SuaraJogja.id - Akhir Juni 2020 lalu warga Pedukuhan Kaliurang Barat, Kelurahan Hargobinangun, Kecamatan Pakem, Sleman sempat krisis air bersih. Hal ini disebabkan karena adanya akar yang menghalangi saluran air.
Seorang warga RT 6 yang enggan disebut namanya mengatakan terpaksa berbagai dengan warga lain. Dalam kondisi normal, penampung air di rumahnya mampu penuh dalam waktu 15 menit saja. Namun, karena gangguan butuh waktu berjam-jam agar air tercukupi.
"Kalau menurut saya yang paling parah itu RT 6. Saya harus menunggu lama dan gantian dengan warga lainnya," katanya melansir Harianjogja.com, Kamis (2/7/2020).

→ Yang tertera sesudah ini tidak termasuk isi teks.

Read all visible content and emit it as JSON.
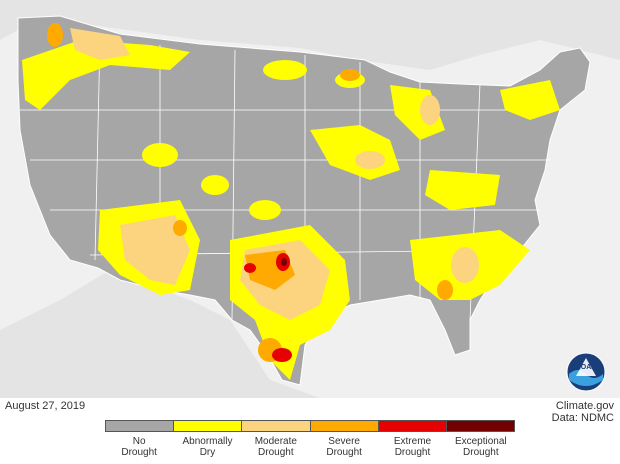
{
  "map": {
    "date": "August 27, 2019",
    "credit_site": "Climate.gov",
    "credit_data": "Data: NDMC",
    "logo_text": "NOAA"
  },
  "legend": {
    "items": [
      {
        "label": "No\nDrought",
        "color": "#a6a6a6"
      },
      {
        "label": "Abnormally\nDry",
        "color": "#ffff00"
      },
      {
        "label": "Moderate\nDrought",
        "color": "#fcd37f"
      },
      {
        "label": "Severe\nDrought",
        "color": "#ffaa00"
      },
      {
        "label": "Extreme\nDrought",
        "color": "#e60000"
      },
      {
        "label": "Exceptional\nDrought",
        "color": "#730000"
      }
    ]
  }
}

Kepala Dukuh Kaliurang Barat, Kecuk Sumadi mengatakan, wilayahnya sempat mengalami masalah air karena pipa penyuplai air tersumbat akar. Ia juga memaklumi hal tersebut lantaran adanya masalah diluar teknis dan musim kemarau.
Baca Juga:Budi Minta KPK Dalami Nama yang Disebut di Sidang Suap Rehabilitasi SAH
"Kondisi nyatanya tak seperti yang ada di berita sebelumnya. Enggak semua rumah terdampak. Situasinya enggak separah yang diberitakan. Bisa dibilang kondisinya masih kondusif," ujarnya, Kamis malam, (2/7/2020).
Meski telah kondusif, Kecuk menyoroti adanya kesulitan air berhubungan dengan rencana penggunaan alat berat untuk penambangan pasir di dekat mata air. Menurutnya, hal itu dapat merusak jaringan dan pipa air ke rumah-rumah warga.
Hal tersebut juga disampaikan Ketua RT 6, Supriyanto menuturkan, permasalahn penyumbatan saluran air memang kerap terjadi.
MMayoritas warga memanfaatkan air pasokan dari Tirto Candi dan PT. Anindya Mitra Internasional [AMI]. Warga hanya perlu membayar Rp10 ribu per bulan kepada Tirto Candi. Menurut Supriyanto, biaya tersebut terlampau kecil untuk operasional Tirto Candi.
Saat terjadi masalah saluran air, seringkali pihak pengelola membutuhkan waktu yang tidak sedikit untuk melakukan perbaikan. Terlebih, dengan biaya operasional sekecil itu, Supriyanto menyebut akan sulit untuk bisa meng-cover perbaikan cepat.
Baca Juga:Disebut di Kasus Suap Rehabilitasi SAH, Istri Wali Kota Jogja: Itu Fitnah!
"Kalau warga kan maunya bayar murah tapi ngalirnya banyak. Itu manusiawi dan wajar. Sementara kalau di Tirto Candi, jika ada yang protes airnya tidak ngalir, kita harus cek dulu warga lainnya. Jangan sampai selesai satu masalah justru nambah masalah baru. Beda kalau langganannya sama perusahaan semacam PT. AMI yang sedikit lebih mahal. Cuma kalau ada trouble langsung ditangani, karena mereka konsumen," katanya, Jum'at (3/7/2020).
Gangguan yang disebabkan faktor alam memang tidak bisa ditebak sehingga bisa dimaklumi. Bahkan, terkadang karena hujan deras, arus dari arah gunung bisa merusak saluran hingga warga tidak bisa menggunakan layanan air.
"Sekarang menurut saya lho, material yang di atas itu sudah tidak banyak. Jadi kalau musim hujan pun, banjirnya enggak separah yang kemarin," katanya.
Senada dengan Kecuk, Supriyanto khawatir tambang pasir di Kali Boyong dilakukan dengan menggunakan alat berat.
Pasalnya, alat berat dipastikan mengeruk material dengan jumlah yang besar. Hal itu bisa menjadi faktor yang semakin menyulitkan dalam melakukan perbaikan pipa air di tebing sungai karena jarak pipa dan dasar sungai sudah pasti bertambah dalam.
"Sungai itu boleh ditambang. Toh, saat ini masih aman kok. Warga masih menambang pasir secara manual. Tapi kalau sudah pakai alat berat, itu yang saya khawatirkan. Jika ada yang rusak, mau benerin tambah susah," tandasnya.